Started Creating Captains After Youth Football Camp
He said he was inspired to start Creating Captains after being asked to conduct a football camp for 100 high school boys in Pennsylvania in 2008.
”I taught what I learned from Coach Osborne about character, being a leader in your school and community and dealing with peer pressure. I want to do a lot to prevent bullying. I don’t like bullying,” Davison said.
Addresses Bulldog Student-Athletes Who Attended
He told Auburn Bulldog student athletes who attended only a few plays will decide who wins a game. Student-athletes should use self evaluation, such as did you do all you could to prepare yourself for the big moments in the games. Nervousness comes from not being prepared, Davison said.
“You will all face big decisions. You need to make decisions now how you will handle big decisions in the game and in life,” he said.
Regardless of whether it is junior high, high school, small college, Bowl Championship Series or the NFL, football is a tough game for tough boys and men, Davison said.
He said he still follows the Husker football team despite playing his last game more than a decade ago.

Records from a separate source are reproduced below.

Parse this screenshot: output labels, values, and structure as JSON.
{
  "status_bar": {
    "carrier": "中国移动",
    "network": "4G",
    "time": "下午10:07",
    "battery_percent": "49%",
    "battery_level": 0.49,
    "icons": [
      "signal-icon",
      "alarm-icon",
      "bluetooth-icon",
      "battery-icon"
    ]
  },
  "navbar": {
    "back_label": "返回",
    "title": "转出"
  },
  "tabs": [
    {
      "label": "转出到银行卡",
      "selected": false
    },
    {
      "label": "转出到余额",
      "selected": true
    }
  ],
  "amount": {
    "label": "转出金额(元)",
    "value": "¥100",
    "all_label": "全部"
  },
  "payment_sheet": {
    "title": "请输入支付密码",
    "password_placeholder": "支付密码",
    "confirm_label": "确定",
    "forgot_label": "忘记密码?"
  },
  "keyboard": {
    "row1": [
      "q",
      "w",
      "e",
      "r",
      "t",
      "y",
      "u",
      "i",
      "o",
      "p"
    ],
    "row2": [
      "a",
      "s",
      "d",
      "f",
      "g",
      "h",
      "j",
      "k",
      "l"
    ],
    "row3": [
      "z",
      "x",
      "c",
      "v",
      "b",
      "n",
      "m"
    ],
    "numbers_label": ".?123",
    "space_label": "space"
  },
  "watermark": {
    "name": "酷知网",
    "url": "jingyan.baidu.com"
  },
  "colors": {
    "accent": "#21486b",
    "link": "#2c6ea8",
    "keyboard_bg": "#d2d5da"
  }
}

“The Big Ten is a physical conference. It demands you be tough. You need to put in the hard work to give you the opportunity to win,” Davison said.
While he has had a lot of experiences in his life, Davison said the best year of his life was his senior year at Tecumseh High School, 1996-97.
“I was fortunate. I had a lot of fun. I urge you to take on a leadership role in school and look upon it as an opportunity,” he said to the student-athletes.